A 1ª Turma da 1ª Câmara da 1ª Seção do Conselho Administrativo de Recursos Fiscais (Carf) tomou uma decisão unânime que permite à BRF excluir os incentivos de ICMS da base de cálculo do IRPJ e da CSLL. Essa autorização se refere a benefícios concedidos nos estados de Goiás, Mato Grosso e Pernambuco. A fiscalização havia argumentado que os valores não poderiam ser excluídos, pois a empresa não havia constituído a reserva de incentivos fiscais, conforme estipulado no artigo 30 da Lei 12.973/2014.
A defesa da BRF, representada pelo advogado Nicolas Ciancio, do escritório Mariz de Oliveira e Siqueira Campos Advogados, sustentou que a não constituição da reserva de incentivos se deu porque o lucro contábil do período foi absorvido por prejuízos acumulados de anos anteriores. Nessa situação, a legislação permite que a reserva seja registrada em exercícios subsequentes.

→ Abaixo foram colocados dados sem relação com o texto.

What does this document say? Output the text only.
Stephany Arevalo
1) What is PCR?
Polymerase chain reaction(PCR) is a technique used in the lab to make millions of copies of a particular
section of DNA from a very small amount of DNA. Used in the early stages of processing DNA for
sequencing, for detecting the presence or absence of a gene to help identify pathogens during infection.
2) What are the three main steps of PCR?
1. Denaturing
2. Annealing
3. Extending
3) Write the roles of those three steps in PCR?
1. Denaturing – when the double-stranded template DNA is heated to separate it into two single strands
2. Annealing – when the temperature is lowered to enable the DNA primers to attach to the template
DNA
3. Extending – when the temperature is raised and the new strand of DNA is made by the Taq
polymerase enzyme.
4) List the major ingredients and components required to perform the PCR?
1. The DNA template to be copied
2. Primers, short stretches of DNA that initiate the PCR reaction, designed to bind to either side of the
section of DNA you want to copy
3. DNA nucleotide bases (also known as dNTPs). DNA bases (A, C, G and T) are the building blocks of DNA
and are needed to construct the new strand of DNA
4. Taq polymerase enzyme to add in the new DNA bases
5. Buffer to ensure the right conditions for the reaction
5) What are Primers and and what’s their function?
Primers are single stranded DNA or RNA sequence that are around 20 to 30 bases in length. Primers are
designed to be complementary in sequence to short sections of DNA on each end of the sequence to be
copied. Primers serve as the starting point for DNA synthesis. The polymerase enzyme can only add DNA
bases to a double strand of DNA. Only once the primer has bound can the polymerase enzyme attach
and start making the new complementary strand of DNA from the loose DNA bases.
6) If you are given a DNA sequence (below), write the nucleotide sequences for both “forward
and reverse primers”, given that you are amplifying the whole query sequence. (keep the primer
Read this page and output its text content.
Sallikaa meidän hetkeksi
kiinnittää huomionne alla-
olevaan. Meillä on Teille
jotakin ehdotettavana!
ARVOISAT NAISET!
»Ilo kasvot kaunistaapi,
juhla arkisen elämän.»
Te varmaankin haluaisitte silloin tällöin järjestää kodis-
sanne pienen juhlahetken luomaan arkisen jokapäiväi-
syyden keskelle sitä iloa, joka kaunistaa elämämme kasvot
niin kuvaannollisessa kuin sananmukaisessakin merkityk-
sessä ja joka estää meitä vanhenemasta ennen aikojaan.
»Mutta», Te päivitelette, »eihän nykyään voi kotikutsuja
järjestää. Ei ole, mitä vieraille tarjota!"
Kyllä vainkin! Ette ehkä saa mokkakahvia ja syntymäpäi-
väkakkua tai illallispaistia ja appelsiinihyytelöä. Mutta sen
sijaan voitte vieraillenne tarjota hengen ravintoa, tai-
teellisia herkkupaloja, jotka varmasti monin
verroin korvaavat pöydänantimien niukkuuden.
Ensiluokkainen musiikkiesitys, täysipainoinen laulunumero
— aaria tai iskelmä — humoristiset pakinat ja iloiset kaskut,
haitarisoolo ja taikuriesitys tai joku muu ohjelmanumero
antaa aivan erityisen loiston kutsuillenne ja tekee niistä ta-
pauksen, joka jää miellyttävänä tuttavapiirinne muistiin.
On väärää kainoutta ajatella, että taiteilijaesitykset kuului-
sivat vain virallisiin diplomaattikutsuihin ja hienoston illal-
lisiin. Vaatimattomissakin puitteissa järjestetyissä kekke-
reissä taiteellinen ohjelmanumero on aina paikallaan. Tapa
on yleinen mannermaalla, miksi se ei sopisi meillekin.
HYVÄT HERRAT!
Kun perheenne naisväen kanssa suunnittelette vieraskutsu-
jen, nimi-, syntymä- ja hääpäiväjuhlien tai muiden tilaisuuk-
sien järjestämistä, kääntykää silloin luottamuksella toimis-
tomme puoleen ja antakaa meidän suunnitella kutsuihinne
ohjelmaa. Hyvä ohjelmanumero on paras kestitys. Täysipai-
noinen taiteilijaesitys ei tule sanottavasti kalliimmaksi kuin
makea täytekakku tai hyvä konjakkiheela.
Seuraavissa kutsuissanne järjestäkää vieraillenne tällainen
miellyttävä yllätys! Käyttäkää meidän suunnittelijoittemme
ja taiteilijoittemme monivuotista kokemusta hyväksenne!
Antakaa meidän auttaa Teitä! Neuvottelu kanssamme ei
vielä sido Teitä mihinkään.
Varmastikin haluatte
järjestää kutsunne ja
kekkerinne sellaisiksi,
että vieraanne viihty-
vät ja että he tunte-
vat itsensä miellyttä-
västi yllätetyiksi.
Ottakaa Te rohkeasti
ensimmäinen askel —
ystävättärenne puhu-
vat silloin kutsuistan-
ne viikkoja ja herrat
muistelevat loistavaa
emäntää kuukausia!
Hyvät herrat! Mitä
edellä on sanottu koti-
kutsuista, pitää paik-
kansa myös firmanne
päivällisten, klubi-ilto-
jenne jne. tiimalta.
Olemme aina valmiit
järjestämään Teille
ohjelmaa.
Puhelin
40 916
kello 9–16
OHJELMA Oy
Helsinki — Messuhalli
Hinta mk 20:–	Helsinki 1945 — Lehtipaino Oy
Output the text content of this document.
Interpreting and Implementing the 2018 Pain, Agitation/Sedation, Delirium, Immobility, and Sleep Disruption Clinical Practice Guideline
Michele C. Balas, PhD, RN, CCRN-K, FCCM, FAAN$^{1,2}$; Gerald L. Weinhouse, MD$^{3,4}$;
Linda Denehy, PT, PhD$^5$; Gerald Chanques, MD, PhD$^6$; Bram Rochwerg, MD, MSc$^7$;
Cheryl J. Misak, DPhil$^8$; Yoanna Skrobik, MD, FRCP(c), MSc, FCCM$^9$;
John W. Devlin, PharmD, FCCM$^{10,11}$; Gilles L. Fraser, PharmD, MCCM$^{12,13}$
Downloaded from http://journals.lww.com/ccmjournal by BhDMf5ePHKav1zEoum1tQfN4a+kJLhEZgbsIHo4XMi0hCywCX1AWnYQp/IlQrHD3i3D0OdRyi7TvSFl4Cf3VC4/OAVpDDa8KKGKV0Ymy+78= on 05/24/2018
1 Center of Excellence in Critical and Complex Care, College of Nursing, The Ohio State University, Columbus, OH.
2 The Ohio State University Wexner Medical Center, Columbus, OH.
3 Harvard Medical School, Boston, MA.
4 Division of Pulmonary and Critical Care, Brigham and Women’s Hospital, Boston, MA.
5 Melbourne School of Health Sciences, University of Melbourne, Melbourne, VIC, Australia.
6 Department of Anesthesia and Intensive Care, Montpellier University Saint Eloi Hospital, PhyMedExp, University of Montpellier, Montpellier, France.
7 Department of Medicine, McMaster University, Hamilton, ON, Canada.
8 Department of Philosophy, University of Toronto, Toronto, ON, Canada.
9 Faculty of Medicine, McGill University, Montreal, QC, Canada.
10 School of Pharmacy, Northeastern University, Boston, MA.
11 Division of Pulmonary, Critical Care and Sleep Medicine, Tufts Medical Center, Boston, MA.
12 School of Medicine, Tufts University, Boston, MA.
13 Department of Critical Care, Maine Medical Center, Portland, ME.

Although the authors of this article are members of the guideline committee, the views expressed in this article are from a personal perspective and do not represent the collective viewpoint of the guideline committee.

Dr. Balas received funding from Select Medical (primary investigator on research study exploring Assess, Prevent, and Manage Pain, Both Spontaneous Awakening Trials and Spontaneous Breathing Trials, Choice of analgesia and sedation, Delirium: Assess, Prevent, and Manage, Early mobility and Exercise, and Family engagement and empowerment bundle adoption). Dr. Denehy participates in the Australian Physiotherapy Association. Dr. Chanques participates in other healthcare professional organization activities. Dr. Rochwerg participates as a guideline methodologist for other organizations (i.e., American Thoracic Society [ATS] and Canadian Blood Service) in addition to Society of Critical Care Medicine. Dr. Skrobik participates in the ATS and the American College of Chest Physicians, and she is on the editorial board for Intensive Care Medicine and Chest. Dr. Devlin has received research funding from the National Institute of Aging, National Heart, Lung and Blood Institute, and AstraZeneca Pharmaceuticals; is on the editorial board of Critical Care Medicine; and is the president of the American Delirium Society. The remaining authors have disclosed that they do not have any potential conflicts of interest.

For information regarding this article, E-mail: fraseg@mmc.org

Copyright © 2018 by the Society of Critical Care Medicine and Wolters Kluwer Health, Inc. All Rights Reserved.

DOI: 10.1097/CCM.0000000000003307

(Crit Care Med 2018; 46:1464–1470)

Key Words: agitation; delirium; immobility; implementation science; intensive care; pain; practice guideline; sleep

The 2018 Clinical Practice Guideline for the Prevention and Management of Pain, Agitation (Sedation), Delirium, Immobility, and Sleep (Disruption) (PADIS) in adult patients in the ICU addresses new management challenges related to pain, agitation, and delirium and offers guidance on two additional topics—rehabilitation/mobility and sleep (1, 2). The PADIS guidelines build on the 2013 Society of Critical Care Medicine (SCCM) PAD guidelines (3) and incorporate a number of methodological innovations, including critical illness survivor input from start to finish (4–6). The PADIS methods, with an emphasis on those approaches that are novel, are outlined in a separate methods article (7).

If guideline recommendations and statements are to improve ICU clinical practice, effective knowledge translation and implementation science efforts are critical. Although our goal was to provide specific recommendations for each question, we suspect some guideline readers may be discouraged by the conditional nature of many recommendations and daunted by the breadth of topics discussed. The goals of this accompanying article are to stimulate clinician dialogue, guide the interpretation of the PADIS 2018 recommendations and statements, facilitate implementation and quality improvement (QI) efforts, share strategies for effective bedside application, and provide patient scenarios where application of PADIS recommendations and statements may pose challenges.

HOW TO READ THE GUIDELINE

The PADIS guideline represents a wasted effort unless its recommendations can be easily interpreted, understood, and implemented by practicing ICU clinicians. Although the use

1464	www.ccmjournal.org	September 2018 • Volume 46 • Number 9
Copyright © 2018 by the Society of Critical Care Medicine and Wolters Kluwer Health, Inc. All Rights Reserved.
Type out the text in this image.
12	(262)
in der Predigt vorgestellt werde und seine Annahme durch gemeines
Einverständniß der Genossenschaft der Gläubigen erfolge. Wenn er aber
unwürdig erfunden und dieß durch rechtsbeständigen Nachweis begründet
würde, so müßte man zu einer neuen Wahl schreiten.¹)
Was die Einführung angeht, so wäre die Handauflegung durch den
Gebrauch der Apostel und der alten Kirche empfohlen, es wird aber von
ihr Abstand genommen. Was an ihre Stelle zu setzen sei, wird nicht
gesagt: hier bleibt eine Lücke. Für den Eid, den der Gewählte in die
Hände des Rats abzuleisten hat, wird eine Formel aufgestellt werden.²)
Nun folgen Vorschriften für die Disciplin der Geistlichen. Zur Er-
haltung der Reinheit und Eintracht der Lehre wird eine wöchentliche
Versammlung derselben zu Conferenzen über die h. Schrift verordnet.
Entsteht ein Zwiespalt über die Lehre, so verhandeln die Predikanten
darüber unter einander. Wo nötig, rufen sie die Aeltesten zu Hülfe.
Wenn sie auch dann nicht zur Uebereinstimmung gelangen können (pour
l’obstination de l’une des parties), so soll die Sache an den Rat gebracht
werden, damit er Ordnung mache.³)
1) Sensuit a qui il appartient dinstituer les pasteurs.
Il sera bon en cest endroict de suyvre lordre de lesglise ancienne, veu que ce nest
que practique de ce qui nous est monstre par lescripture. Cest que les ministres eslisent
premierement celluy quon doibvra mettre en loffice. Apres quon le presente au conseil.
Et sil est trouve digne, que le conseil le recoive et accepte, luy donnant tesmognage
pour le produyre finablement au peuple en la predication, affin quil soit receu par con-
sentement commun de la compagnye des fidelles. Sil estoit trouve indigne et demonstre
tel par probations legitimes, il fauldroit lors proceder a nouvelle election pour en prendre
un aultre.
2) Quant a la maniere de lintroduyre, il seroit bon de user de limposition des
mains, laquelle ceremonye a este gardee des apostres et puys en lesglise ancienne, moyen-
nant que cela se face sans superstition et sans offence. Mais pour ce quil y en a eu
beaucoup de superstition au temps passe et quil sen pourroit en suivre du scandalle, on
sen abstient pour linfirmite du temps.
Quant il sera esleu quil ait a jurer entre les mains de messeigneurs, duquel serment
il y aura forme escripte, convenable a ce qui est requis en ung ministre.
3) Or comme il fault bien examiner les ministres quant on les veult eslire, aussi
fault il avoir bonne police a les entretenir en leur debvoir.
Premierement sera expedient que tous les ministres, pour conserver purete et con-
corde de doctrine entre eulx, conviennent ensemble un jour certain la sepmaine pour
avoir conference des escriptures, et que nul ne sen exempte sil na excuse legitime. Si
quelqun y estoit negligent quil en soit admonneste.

No caso específico do programa Fomentar, em Goiás, a fiscalização questionou a natureza dos valores, argumentando que eles decorreria de perdão de dívida, uma vez que o programa envolve o financiamento de parte do ICMS devido e a posterior liquidação da dívida com desconto. Em resposta, a defesa alegou que esse abatimento é classificado pela legislação estadual como uma subvenção para investimento, que exige que os valores sejam reinvestidos na atividade industrial.
O relator do caso, conselheiro Diljesse de Moura Vasconcelos, acolheu os argumentos da defesa. No que tange ao programa Fomentar, o relator concluiu que a liquidação antecipada com deságio não altera a natureza de incentivo fiscal do benefício, visto que a legislação estadual vincula os valores ao fomento da atividade industrial e considera o desconto como uma subvenção para investimento. Sobre a questão da reserva de incentivos fiscais, discutida em relação aos três programas, o relator determinou que a BRF não tinha a obrigação de constituí-la naquele momento, com base no parágrafo 3º do artigo 30 da Lei 12.973/2014, que permite a constituição da reserva à medida que lucros são apurados em períodos subsequentes.
O processo em questão é o 10340.721271/2023-08. Em um outro processo que também tratava da exclusão de benefícios fiscais de ICMS das bases do IRPJ e da CSLL, a 1ª Turma da 4ª Câmara analisou a dedução de multas não tributárias da base da CSLL em um recurso voluntário apresentado pela Cargill. Nesse caso, o pedido foi negado por voto de qualidade, sob a argumentação de que multas administrativas, como aquelas relacionadas a trânsito e excesso de peso, não podem ser consideradas despesas inerentes à atividade empresarial. O presidente da turma, Luiz Eduardo de Oliveira Santos, e os conselheiros Matheus Ferreira Azevedo e Alberto Pinto Souza Júnior votaram nesse sentido, ressaltando que a aceitação da dedução reduziria o efeito econômico da sanção e poderia incentivar o descumprimento de normas legais e administrativas.